Quando Hakan Sukur arrivò nel calcio italiano nell’estate del 1995 aveva 24 anni e aveva segnato 54 gol in 90 partite per il Galatasaray di Istanbul. Era ritenuto un astro nascente del calcio europeo. Costò 5 miliardi di lire, ma al Torino giocò appena 5 partite (un gol). Musulmano osservante, Hakan trovò non pochi problemi a integrarsi e al mercato di riparazione era di nuovo al Galatasaray, pronto per iniziare una nuova avventura da 156 partite (119 gol).

Nell’estate del 2000 Sukur, ora un uomo più maturo, ritentò l’esperienza italiana. Giocò 24 partite (5 gol) nell’Inter e a fine anno si trasferì al Parma. Non brillò (15 presenze e 3 reti), ma contribuì a vincere la Coppa Italia. E il Parma trovò per lui non pochi acquirenti dopo che con la Turchia vinse la finale per il terzo posto del Mondiale 2002 (3-2 contro la Corea; segnò, dopo 11 secondi della finalina, il suo unico gol nel Mondiale; a oggi, è il gol più veloce della fase finale della Coppa del Mondo FIFA).

Il Parma lo cedette al Blackburn (Premier League inglese), dove brillò ancora meno (9 presenze e un gol. Dalla stagione 2003 Hakan Sukur tornò al Galatasaray, dove concluse nel 2008 la carriera. In 146 partite mise a segno altri 55 gol.

Hakan Sukur è la stella per antonomasia del calcio turco. Parliamo del miglior marcatore della storia della Nazionale (51 gol in 112 presenze e del campionato (249 reti).
A 45 anni Hakan gioca ancora in un campionato amatoriale della Califonia. Dal 2015 vive a Palo Alto, dove gestisce Tuts Bakery and Cafe.
“Da uno con la mia carriera ti aspetteresti che viva da signore” ha raccontato al New York Times “Invece vendo caffè”.

Sukur accusato di essere terrorista

Eletto in Parlamento (2011) con il Partito per la Giustizia e lo Sviluppo (islamista conservatore; ha come leader l’attuale Premier Erdogan), prese le parti di Fethullah Gulen nella diatriba con Erdogan dopo che il leader era stato sfiorato da una inchiesta per corruzione. Dopo le dimissioni dal partito (2013), Hakan trovò sempre più difficoltà ad esercitare la sua attività di imprenditore. Iniziò a considerare l’idea di trasferirsi negli Stati Uniti nel 2015. Dopo un primo viaggio per mettere le basi, a dicembre decisi di andare a vivere definitivamente in California con la moglie e i figli.
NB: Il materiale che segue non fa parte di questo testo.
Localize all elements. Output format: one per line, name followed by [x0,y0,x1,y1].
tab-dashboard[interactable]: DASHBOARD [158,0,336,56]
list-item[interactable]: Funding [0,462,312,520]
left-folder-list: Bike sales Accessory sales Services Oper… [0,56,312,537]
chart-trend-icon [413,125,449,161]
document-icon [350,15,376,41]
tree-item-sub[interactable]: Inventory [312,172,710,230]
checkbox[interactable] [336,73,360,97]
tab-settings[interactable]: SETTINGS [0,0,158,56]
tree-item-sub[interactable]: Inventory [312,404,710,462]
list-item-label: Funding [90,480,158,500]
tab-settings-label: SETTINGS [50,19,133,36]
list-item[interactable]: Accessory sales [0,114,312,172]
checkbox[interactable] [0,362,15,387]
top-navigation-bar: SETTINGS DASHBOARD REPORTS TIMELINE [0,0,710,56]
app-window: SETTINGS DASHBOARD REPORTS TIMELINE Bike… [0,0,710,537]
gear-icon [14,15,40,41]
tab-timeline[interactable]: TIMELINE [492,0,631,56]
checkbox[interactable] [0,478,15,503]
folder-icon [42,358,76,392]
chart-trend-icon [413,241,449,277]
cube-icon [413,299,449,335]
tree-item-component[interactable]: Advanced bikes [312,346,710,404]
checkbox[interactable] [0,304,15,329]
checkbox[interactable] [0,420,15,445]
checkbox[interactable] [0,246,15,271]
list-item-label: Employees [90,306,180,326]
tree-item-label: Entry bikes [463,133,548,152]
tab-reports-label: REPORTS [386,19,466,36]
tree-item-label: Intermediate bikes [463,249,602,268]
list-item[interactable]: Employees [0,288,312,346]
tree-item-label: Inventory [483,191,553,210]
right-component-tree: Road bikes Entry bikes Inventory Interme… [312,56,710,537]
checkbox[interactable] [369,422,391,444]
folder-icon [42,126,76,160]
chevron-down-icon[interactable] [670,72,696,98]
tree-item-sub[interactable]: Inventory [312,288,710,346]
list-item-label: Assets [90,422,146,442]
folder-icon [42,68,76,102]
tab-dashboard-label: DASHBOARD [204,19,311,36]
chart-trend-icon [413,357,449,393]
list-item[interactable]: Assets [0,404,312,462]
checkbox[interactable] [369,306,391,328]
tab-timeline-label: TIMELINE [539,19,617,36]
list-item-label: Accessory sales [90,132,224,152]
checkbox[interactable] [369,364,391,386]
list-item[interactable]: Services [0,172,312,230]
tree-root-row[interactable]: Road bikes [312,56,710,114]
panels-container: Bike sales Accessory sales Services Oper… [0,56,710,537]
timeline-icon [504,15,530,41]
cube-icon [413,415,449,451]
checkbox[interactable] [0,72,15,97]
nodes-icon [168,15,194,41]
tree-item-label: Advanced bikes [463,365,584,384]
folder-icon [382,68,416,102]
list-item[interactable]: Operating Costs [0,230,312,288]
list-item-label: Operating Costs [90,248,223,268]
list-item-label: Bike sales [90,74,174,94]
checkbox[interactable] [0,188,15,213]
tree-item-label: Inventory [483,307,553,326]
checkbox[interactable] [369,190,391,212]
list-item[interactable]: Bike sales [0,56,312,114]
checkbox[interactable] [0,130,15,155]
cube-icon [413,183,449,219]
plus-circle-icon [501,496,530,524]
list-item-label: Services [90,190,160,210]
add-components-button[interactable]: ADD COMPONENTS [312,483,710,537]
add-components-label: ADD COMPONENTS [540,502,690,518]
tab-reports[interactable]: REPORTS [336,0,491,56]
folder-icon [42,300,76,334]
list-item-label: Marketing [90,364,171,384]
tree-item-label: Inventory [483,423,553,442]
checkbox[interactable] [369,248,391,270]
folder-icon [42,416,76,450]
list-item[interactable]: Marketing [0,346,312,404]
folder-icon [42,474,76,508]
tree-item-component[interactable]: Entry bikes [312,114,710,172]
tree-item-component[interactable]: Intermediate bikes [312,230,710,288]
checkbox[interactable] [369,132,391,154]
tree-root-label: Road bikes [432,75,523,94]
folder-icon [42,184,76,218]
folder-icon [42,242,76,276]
Dopo essersi sentito offeso per alcuni posto di Sukur su Twitter, nell’aprile del 2016 Erdogan accusò formalmente l’ex centravanti della Nazionale di far parte di un gruppo terroristico armato. Hakan si ritrovò poi accostato agli organizzatori del (presunto) golpe di luglio. Su di lui pende tuttora un mandato di cattura.
Nel frattempo, era stato arrestato il padre di Sukur (che ora è libero ma, a 77 anni, lotta contro il cancro) e i beni dell’ex calciatore erano stati confiscati.
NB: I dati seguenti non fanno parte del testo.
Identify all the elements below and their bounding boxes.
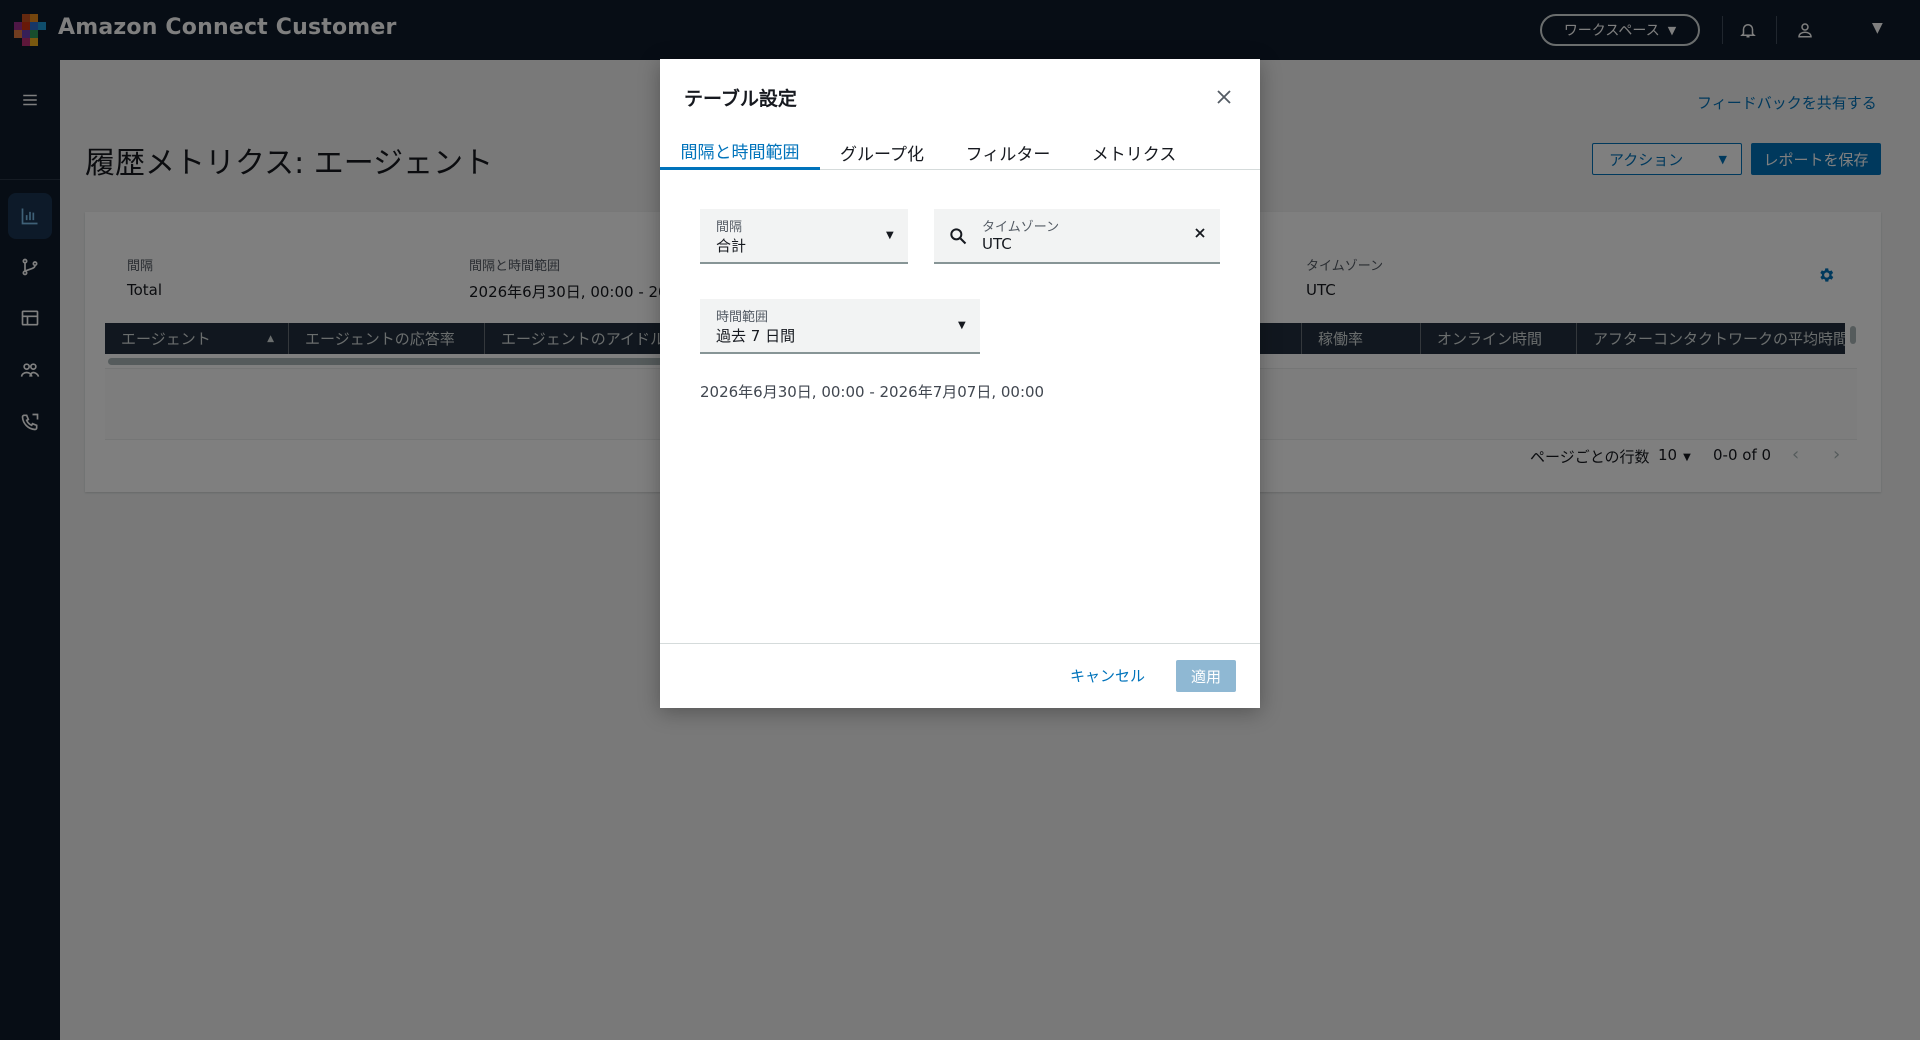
tab-grouping[interactable]: グループ化	[820, 134, 944, 170]
interval-label: 間隔	[716, 220, 743, 235]
tab-filters[interactable]: フィルター	[944, 134, 1072, 170]
table-settings-modal: テーブル設定 間隔と時間範囲 グループ化 フィルター メトリクス 間隔 合計 ▼…	[660, 59, 1260, 708]
timezone-value: UTC	[982, 235, 1012, 253]
date-range-text: 2026年6月30日, 00:00 - 2026年7月07日, 00:00	[700, 383, 1045, 401]
modal-title: テーブル設定	[684, 88, 797, 110]
tab-interval-time-range[interactable]: 間隔と時間範囲	[660, 134, 820, 170]
interval-value: 合計	[716, 237, 747, 255]
timezone-label: タイムゾーン	[982, 220, 1060, 235]
caret-down-icon: ▼	[958, 320, 966, 331]
modal-tabs: 間隔と時間範囲 グループ化 フィルター メトリクス	[660, 134, 1260, 170]
cancel-button[interactable]: キャンセル	[1070, 665, 1145, 686]
clear-icon[interactable]	[1190, 223, 1210, 243]
tab-metrics[interactable]: メトリクス	[1072, 134, 1196, 170]
time-range-select[interactable]: 時間範囲 過去 7 日間 ▼	[700, 299, 980, 354]
timezone-search-field[interactable]: タイムゾーン UTC	[934, 209, 1220, 264]
modal-footer-divider	[660, 643, 1260, 644]
interval-select[interactable]: 間隔 合計 ▼	[700, 209, 908, 264]
search-icon	[950, 228, 967, 245]
time-range-value: 過去 7 日間	[716, 327, 796, 345]
time-range-label: 時間範囲	[716, 310, 769, 325]
caret-down-icon: ▼	[886, 230, 894, 241]
apply-button[interactable]: 適用	[1176, 660, 1236, 692]
close-icon[interactable]	[1212, 85, 1236, 109]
“Potrei tornare e forse diventare Ministro, se dicessi quello che vogliono farmi dire” ha confessato Hakan al New York Times “Certo, il mio Paese mi manca. Non escludo di tornare, ma al momento la mia vita è in California”.
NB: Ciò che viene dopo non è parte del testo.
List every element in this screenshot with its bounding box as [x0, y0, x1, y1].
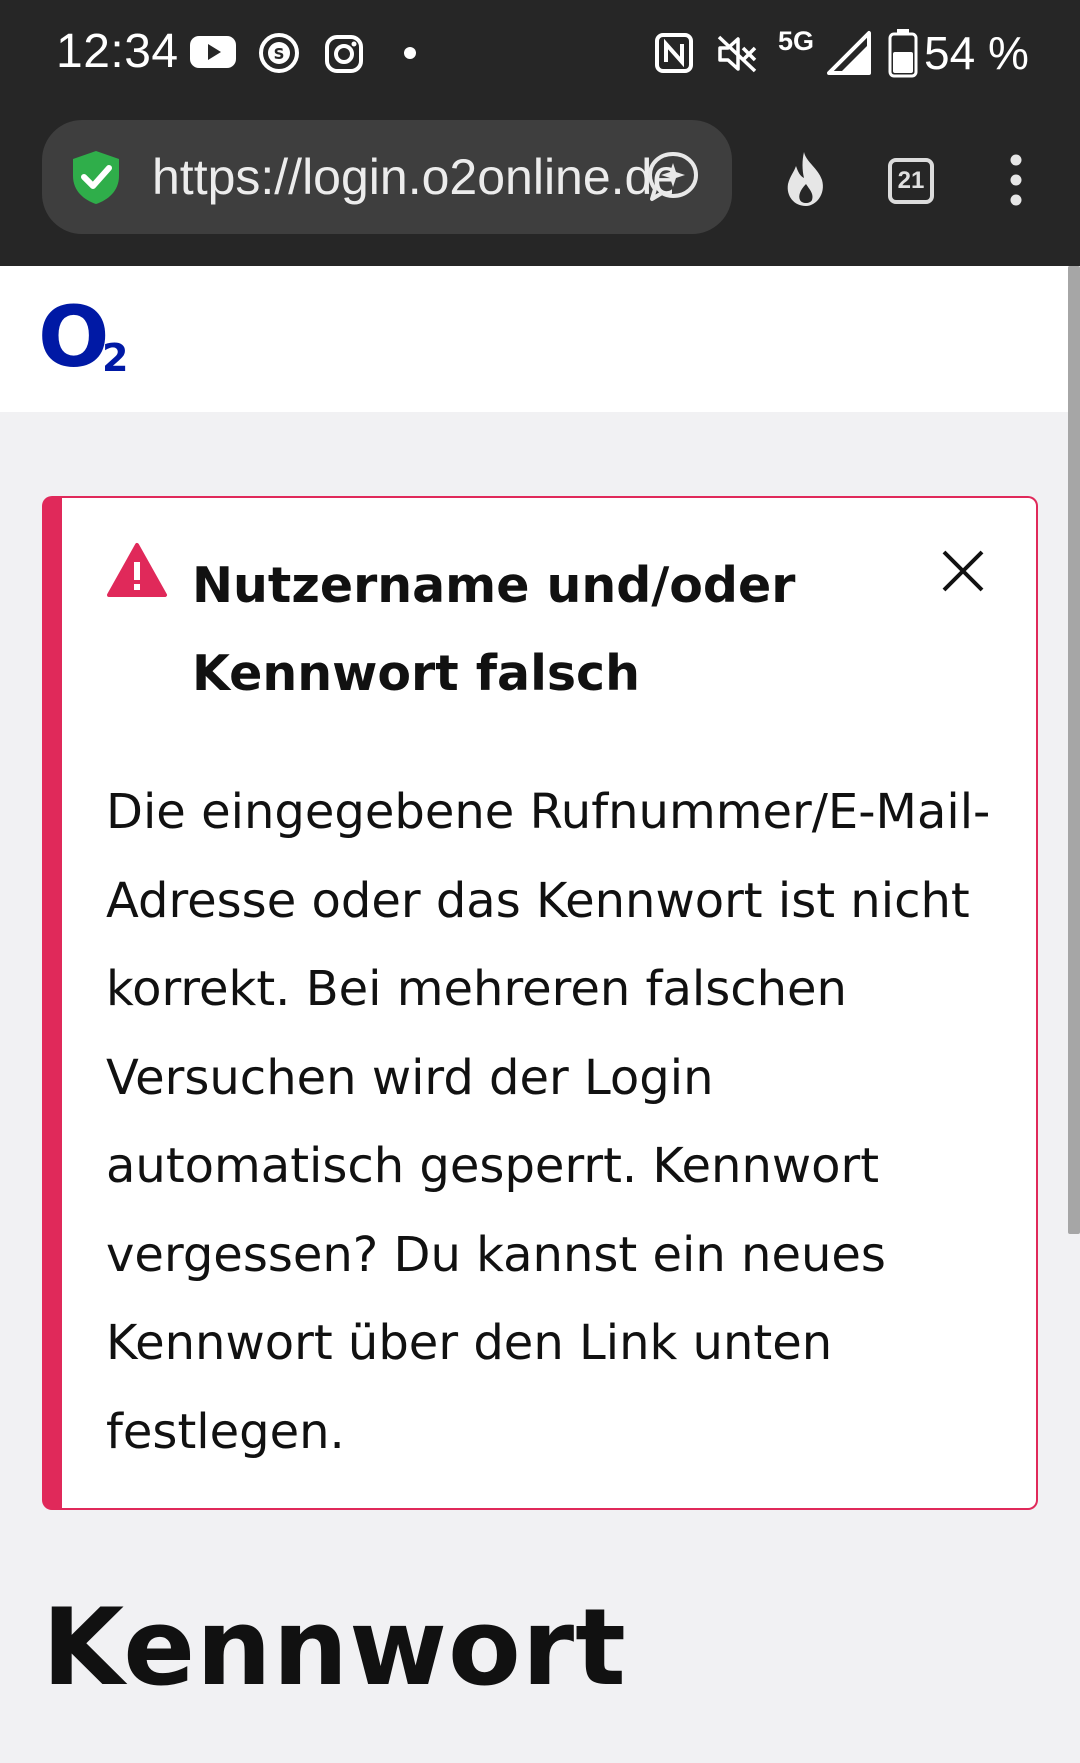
instagram-icon: [325, 35, 363, 73]
assistant-icon[interactable]: [646, 150, 700, 204]
status-bar: 12:34 S 5G 54 %: [0, 0, 1080, 106]
svg-text:S: S: [274, 45, 285, 63]
alert-title: Nutzername und/oder Kennwort falsch: [192, 557, 796, 702]
url-text[interactable]: https://login.o2online.de: [152, 148, 672, 206]
shield-check-icon[interactable]: [68, 148, 124, 206]
battery-icon: [888, 29, 918, 78]
o2-logo[interactable]: O 2: [38, 288, 138, 386]
error-alert: Nutzername und/oder Kennwort falsch Die …: [42, 496, 1038, 1510]
youtube-icon: [190, 36, 236, 68]
browser-toolbar: https://login.o2online.de 21: [0, 106, 1080, 266]
schalke-icon: S: [259, 33, 299, 73]
network-type: 5G: [778, 26, 815, 56]
close-icon[interactable]: [940, 548, 986, 594]
logo-sub: 2: [102, 336, 129, 380]
site-header: O 2: [0, 266, 1068, 412]
battery-percent: 54 %: [924, 27, 1029, 79]
warning-icon: [107, 543, 167, 597]
web-page: O 2 Nutzername und/oder Kennwort falsch …: [0, 266, 1080, 1763]
more-icon[interactable]: [1006, 152, 1026, 208]
url-bar[interactable]: https://login.o2online.de: [42, 120, 732, 234]
signal-icon: [827, 31, 871, 75]
mute-icon: [717, 35, 757, 73]
dot-icon: [404, 47, 416, 59]
page-title: Kennwort: [42, 1586, 627, 1709]
alert-message: Die eingegebene Rufnummer/E-Mail-Adresse…: [106, 784, 991, 1460]
tabs-icon[interactable]: 21: [888, 158, 934, 204]
logo-o: O: [38, 288, 110, 386]
scrollbar[interactable]: [1068, 266, 1080, 1234]
nfc-icon: [655, 33, 693, 73]
status-time: 12:34: [56, 25, 179, 78]
fire-icon[interactable]: [782, 150, 830, 208]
A Palo Alto lo riconoscono solo i calciatori del tempo libero che lo vedono segnare gol a ripetizione e gli immigrati turchi. Ha raccontato Sukur al New York Times che un cliente abituale, dopo aver notato che alcune ragazze si erano fatte fotografare con lui, lo ha recentemente apostrofato così: “Mah, non è che tu sia poi così bello….”.